Fig. 2. Minimum AF focus distance at wide angle
In Figure 2 (above), the G1X was set for maximum wide angle and “macro” focusing. This uncropped image was as close as I could get the G1X and still have automatic focusing.
Fig. 3. Minimum AF focus distance at telephoto
I prefer to get close-ups at telephoto-like focal lengths because distortion is reduced and the subject is easier to light. Figure 3 represents the uncropped scene at minimum auto focus distance in macro mode at the maximum telephoto (full zoom). Disappointingly, the combination of increased focus distance at increased focal length resulted in a reduction in macro effect.

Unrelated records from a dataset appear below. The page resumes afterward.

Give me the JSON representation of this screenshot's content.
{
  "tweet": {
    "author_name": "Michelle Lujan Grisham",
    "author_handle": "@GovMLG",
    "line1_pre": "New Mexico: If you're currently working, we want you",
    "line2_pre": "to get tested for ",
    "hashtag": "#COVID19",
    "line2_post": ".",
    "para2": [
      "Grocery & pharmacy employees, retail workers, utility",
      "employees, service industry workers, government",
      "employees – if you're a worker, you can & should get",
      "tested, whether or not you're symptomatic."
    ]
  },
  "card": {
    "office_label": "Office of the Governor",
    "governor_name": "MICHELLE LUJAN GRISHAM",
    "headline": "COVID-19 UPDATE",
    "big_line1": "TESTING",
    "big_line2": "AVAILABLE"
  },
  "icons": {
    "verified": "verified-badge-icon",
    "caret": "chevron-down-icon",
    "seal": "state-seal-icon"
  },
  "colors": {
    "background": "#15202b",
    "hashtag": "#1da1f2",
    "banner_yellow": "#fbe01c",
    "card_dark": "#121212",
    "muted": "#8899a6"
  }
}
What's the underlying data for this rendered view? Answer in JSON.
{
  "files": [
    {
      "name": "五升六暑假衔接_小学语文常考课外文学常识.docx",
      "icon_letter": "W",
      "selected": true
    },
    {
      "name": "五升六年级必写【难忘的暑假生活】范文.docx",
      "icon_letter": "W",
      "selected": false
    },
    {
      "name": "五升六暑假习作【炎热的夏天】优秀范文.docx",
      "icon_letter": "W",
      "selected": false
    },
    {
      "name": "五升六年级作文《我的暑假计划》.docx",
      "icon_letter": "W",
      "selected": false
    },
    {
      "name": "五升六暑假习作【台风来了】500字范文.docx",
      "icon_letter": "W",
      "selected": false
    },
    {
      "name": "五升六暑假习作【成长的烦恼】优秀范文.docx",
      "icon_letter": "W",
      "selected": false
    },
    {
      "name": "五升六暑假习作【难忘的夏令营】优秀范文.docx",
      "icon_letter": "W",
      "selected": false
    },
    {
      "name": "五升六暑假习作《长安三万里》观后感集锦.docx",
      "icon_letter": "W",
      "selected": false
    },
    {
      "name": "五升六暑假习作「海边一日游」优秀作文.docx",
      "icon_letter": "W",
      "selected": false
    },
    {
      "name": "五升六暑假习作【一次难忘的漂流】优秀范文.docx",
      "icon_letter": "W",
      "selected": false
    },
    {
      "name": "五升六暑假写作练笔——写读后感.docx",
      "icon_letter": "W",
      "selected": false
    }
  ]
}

Fig. 4. Minimum AF focus distance at wide angle with 250D
As shown in Figure 4, adding the 250D produces a significantly larger image at wide angle and minimum autofocus distance.

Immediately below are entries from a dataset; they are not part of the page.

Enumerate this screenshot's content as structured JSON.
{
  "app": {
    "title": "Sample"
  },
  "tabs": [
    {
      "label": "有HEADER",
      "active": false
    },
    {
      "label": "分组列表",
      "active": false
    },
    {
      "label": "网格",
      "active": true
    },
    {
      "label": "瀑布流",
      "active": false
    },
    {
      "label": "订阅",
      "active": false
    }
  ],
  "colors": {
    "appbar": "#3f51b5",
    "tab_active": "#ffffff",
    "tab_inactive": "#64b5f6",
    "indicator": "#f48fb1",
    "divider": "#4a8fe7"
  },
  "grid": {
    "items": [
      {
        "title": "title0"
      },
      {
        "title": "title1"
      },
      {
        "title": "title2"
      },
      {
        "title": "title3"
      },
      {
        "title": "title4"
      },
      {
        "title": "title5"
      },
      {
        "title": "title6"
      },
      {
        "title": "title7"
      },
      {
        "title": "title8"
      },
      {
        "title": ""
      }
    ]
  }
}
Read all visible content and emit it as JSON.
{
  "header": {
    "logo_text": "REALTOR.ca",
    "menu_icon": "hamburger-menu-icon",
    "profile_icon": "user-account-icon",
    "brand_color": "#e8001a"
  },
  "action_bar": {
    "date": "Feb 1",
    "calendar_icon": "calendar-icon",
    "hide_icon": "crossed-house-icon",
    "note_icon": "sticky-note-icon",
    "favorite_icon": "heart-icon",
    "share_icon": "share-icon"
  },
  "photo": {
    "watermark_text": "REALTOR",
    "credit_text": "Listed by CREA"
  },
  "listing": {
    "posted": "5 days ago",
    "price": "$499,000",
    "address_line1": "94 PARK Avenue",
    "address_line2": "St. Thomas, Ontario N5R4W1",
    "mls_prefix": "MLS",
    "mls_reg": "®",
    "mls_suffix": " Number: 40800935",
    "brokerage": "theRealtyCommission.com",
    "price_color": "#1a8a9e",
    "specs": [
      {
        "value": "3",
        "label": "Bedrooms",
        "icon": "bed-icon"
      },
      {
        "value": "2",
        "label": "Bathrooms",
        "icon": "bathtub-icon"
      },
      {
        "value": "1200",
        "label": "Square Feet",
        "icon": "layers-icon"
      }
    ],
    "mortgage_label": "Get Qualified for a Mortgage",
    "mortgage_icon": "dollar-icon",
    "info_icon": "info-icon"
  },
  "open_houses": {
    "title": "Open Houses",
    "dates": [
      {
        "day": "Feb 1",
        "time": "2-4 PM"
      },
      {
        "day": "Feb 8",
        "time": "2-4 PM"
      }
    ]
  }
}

Fig. 5. Minimum AF focus distance at telephoto with 250D
The 250D is really intended for longer focal lengths than the wide angle of the G1X. Therefore, as shown in Figure 5, when the G1X is zoomed to maximum telephoto, the resulting image with the 250D is noticeably larger than when the G1X is at wide angle.

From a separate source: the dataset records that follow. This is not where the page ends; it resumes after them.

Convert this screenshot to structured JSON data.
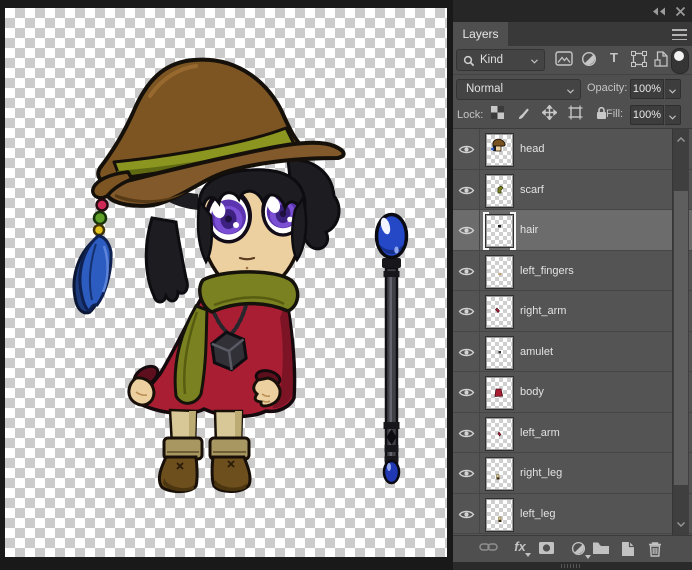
{
  "titlebar": {
    "collapse_icon": "collapse-panels-double-chevron",
    "close_icon": "close-x"
  },
  "panel": {
    "tab_label": "Layers",
    "panel_menu_icon": "hamburger-menu",
    "filter": {
      "label": "Kind",
      "search_icon": "magnifier",
      "type_icons": [
        "pixel-layer-filter",
        "adjustment-layer-filter",
        "type-layer-filter",
        "shape-layer-filter",
        "smart-object-filter"
      ],
      "toggle_icon": "layer-filter-toggle"
    },
    "blend": {
      "mode": "Normal",
      "opacity_label": "Opacity:",
      "opacity_value": "100%"
    },
    "lock": {
      "label": "Lock:",
      "icons": [
        "lock-transparent-pixels",
        "lock-image-pixels",
        "lock-position",
        "lock-artboard",
        "lock-all"
      ],
      "fill_label": "Fill:",
      "fill_value": "100%"
    },
    "layers": [
      {
        "name": "head",
        "visible": true,
        "selected": false
      },
      {
        "name": "scarf",
        "visible": true,
        "selected": false
      },
      {
        "name": "hair",
        "visible": true,
        "selected": true
      },
      {
        "name": "left_fingers",
        "visible": true,
        "selected": false
      },
      {
        "name": "right_arm",
        "visible": true,
        "selected": false
      },
      {
        "name": "amulet",
        "visible": true,
        "selected": false
      },
      {
        "name": "body",
        "visible": true,
        "selected": false
      },
      {
        "name": "left_arm",
        "visible": true,
        "selected": false
      },
      {
        "name": "right_leg",
        "visible": true,
        "selected": false
      },
      {
        "name": "left_leg",
        "visible": true,
        "selected": false
      }
    ],
    "footer_icons": [
      "link-layers",
      "layer-style-fx",
      "add-layer-mask",
      "new-adjustment-layer",
      "new-group-folder",
      "new-layer",
      "delete-layer-trash"
    ]
  },
  "canvas": {
    "description": "chibi witch character: brown floppy hat with olive band, black hair, large purple eyes, olive scarf, red dress with dark cube amulet, beige legs, brown boots, blue feather beads on hat, and a separate staff with blue orb",
    "artwork_colors": {
      "hat_brown": "#7d5523",
      "band_olive": "#8a961f",
      "hair_black": "#1d1c20",
      "skin_tan": "#ecd0a0",
      "eye_purple": "#7b4fd4",
      "scarf_olive": "#7a8120",
      "dress_red": "#a91e33",
      "boot_brown": "#6d4e1d",
      "sock_beige": "#d8c898",
      "feather_blue": "#2c5cc0",
      "orb_blue": "#2b50d0",
      "bead_pink": "#ce2a58",
      "bead_green": "#61a02a",
      "bead_yellow": "#e2c31f",
      "checker_gray": "#cbcbcb"
    }
  }
}
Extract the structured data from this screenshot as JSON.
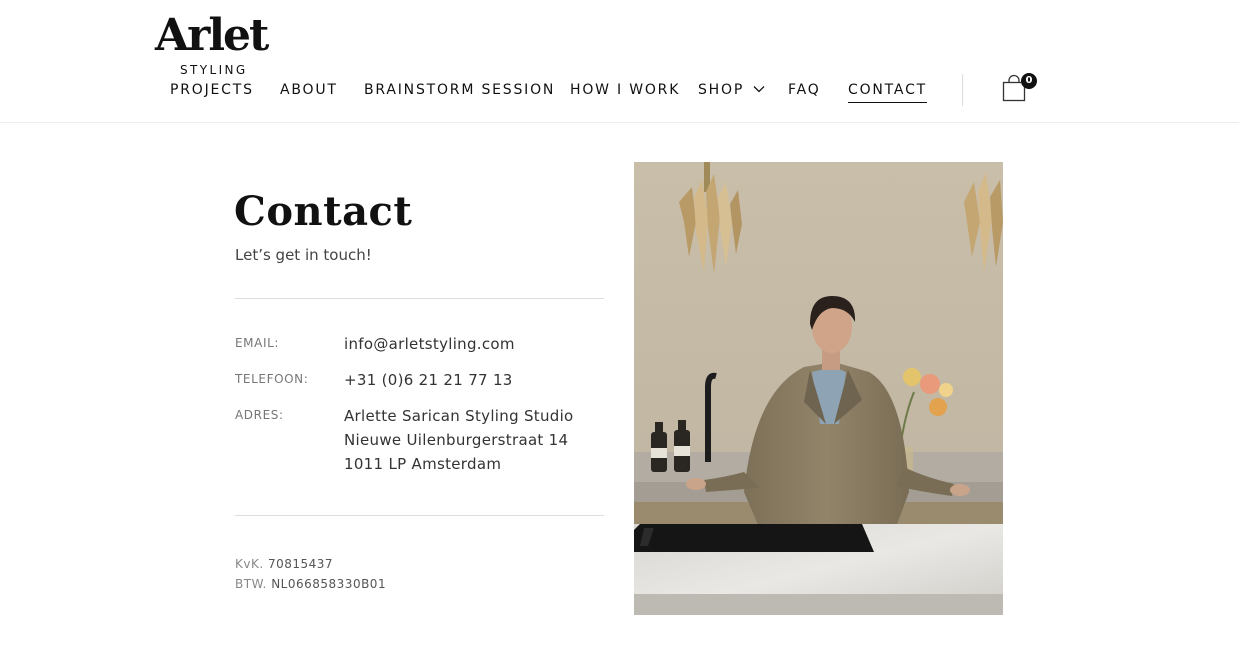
{
  "brand": {
    "name": "Arlet",
    "tagline": "STYLING"
  },
  "nav": {
    "items": [
      {
        "label": "PROJECTS"
      },
      {
        "label": "ABOUT"
      },
      {
        "label": "BRAINSTORM SESSION"
      },
      {
        "label": "HOW I WORK"
      },
      {
        "label": "SHOP"
      },
      {
        "label": "FAQ"
      },
      {
        "label": "CONTACT"
      }
    ],
    "active": "CONTACT"
  },
  "cart": {
    "count": "0",
    "icon": "shopping-bag-icon"
  },
  "contact": {
    "title": "Contact",
    "subtitle": "Let’s get in touch!",
    "email_label": "EMAIL:",
    "email_value": "info@arletstyling.com",
    "phone_label": "TELEFOON:",
    "phone_value": "+31 (0)6 21 21 77 13",
    "address_label": "ADRES:",
    "address_lines": [
      "Arlette Sarican Styling Studio",
      "Nieuwe Uilenburgerstraat 14",
      "1011 LP Amsterdam"
    ],
    "kvk_label": "KvK.",
    "kvk_value": "70815437",
    "btw_label": "BTW.",
    "btw_value": "NL066858330B01"
  },
  "colors": {
    "text": "#111111",
    "muted": "#777777",
    "rule": "#dedede",
    "wall": "#c5bba9",
    "jacket": "#8a7c64"
  }
}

Fig. 6. Minimum focus distance at telephoto with 250D
My approach to using the 250D is to set the G1X lens to manual focus at infinity distance and move the camera to get the best image. The result is shown in Figure 6.
Fig. 7. DOF at telephoto, 250D, f5.8
Figures 2 though 6 were all made at ISO 100, 1/250 second and f6.3. Because of its relatively large sensor, depth of field with the G1X is less than previous G series cameras. Although reduced depth of field can produce a nice blurred background effect, that blur is usually not desirable at extreme close-ups. Figure 7 shows the depth of field up close at f5.8 using the 250D with the G1X at maximum telephoto and infinity focus distance.
Fig. 8. DOF at telephoto, 250D, f16
Figure 8 shows how depth of field is increased at f16. (ISO was increased from 100 to 200.)
All the above photos were taken handheld using trial and error to get a “minimum” distance. While I’m thinking of it, I suspect that the “macro” mode of the G1X (and previous G series as well) is really a shift in the expected distances used in the autofocus algorithm and not a realignment of the optics. I say this because the close distances of “macro” are also available in manual focus mode.
The “macro” performance of the G1X provides a good illustration of the trade-offs and compromises in camera and lens design. For enthusiasts of macro photography, a small sensor camera, perhaps one of the prior G series, might very well be a better choice than the G1X. I expect to be using the 250D regularly with the G1X when close-ups are needed but I may be using the G12 instead – we’ll see how it all works out.